- Born: 28 May 1926
- Died: 15 February 2016 (aged 89)
- Children: 1 daughter
- Chess career
- Country: Austria

= Wilma Samt =

Austrian chess player (1926–2016)

Wilma Samt (28 May 1926 – 15 February 2016) was an Austrian chess player who won the Austrian Women's Chess Championship three times (1966, 1970, 1973).

==Biography==
From the mid-1960s to the begin 1980s Wilma Samt was one of the leading Austrian women's chess players. In Austrian Women's Chess Championship she won six medals: three gold (1966, 1970, 1973) and three bronze (1975, 1978, 1980). In 1966, in Arenys de Mar Wilma Samt participated in FIDE Women's World Chess Championship West European Zonal Tournament.

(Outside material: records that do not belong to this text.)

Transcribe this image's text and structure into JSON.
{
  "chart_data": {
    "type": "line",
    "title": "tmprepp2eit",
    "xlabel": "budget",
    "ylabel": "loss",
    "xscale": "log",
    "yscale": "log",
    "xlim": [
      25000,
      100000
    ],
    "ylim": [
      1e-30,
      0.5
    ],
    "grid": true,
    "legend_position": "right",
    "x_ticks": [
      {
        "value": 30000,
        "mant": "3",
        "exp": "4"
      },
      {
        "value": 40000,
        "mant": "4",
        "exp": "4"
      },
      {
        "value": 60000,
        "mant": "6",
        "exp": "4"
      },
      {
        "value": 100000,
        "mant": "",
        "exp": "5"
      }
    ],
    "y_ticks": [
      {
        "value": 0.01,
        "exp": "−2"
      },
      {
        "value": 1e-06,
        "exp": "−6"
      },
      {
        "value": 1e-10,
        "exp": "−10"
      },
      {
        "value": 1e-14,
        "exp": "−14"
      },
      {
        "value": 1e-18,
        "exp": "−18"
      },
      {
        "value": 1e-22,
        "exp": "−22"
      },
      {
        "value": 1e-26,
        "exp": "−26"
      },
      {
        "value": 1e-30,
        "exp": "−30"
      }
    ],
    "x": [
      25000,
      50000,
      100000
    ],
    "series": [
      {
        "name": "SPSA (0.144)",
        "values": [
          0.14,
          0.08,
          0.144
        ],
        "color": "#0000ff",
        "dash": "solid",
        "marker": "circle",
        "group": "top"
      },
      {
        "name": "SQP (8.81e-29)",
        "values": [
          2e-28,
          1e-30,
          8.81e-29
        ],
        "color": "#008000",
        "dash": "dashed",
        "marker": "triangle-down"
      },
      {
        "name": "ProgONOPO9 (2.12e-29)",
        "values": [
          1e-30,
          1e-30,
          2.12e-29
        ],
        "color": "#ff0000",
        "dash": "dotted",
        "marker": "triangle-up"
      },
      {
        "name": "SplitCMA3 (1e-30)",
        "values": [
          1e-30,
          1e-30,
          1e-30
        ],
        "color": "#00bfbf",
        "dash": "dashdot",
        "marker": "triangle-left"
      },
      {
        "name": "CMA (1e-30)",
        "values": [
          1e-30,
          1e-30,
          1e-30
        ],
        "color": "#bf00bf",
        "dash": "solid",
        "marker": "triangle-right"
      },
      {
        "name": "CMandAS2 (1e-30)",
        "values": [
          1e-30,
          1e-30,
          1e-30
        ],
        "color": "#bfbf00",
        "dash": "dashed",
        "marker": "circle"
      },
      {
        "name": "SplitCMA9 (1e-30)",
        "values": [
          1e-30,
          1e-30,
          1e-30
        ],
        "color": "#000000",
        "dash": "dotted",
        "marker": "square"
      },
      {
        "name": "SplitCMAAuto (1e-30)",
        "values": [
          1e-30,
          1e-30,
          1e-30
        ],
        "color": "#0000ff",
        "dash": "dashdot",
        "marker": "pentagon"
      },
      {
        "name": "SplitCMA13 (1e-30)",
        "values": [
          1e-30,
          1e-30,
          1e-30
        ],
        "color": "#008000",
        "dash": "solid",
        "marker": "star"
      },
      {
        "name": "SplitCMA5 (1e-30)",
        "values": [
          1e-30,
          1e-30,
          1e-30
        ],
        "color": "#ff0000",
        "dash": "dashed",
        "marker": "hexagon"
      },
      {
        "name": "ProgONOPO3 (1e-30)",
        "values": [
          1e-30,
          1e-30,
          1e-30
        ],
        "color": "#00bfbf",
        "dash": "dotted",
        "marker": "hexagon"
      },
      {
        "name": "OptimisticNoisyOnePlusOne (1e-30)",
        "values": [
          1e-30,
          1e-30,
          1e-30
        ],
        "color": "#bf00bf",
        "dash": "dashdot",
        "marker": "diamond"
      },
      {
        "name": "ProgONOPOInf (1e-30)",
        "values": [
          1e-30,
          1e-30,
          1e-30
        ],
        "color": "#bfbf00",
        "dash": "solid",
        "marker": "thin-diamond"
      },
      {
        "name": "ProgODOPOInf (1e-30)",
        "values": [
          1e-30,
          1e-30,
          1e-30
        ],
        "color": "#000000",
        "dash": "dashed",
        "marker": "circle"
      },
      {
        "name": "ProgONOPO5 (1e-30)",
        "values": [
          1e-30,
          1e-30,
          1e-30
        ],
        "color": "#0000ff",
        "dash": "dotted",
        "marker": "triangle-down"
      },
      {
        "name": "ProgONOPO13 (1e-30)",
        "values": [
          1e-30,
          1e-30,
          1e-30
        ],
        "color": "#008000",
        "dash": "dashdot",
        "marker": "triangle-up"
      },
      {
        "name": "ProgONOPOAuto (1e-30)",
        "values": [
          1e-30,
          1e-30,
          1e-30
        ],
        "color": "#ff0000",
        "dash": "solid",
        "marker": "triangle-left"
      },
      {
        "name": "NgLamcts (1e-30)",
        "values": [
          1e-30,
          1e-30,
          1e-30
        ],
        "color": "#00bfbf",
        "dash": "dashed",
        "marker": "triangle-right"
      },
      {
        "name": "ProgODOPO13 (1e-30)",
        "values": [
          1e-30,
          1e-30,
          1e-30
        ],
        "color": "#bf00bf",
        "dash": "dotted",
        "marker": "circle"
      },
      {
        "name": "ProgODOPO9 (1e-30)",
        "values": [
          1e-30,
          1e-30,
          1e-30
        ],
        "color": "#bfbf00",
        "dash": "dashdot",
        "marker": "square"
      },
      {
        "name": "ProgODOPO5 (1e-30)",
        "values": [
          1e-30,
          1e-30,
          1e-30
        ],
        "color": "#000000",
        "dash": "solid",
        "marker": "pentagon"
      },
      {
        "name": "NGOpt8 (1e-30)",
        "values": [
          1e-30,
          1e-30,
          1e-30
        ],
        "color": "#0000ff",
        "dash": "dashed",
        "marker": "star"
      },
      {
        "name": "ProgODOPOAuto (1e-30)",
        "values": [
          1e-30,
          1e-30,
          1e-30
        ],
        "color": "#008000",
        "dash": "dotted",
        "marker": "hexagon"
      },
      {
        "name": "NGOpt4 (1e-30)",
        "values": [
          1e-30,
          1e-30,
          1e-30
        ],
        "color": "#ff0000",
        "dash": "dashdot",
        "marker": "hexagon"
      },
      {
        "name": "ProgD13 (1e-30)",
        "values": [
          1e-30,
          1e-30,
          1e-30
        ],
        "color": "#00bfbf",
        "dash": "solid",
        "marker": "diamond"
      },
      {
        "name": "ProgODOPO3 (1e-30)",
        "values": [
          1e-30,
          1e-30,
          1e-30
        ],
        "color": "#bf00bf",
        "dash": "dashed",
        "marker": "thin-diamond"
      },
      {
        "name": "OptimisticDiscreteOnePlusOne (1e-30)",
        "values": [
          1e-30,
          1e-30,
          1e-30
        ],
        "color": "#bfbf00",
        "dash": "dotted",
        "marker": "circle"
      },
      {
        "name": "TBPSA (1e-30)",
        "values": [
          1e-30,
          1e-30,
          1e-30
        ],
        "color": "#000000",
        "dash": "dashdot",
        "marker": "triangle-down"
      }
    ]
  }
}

Wilma Samt played for Austria in the Women's Chess Olympiads:
- In 1963, at second board in the 2nd Chess Olympiad (women) in Split (+1, =3, -5),
- In 1969, at first reserve board in the 4th Chess Olympiad (women) in Lublin (+0, =2, -1),
- In 1972, at first reserve board in the 5th Chess Olympiad (women) in Skopje (+2, =2, -3),
- In 1974, at second board in the 6th Chess Olympiad (women) in Medellín (+3, =3, -2),
- In 1976, at first reserve board in the 7th Chess Olympiad (women) in Haifa (+3, =2, -1),
- In 1980, at third board in the 9th Chess Olympiad (women) in Valletta (+4, =4, -3).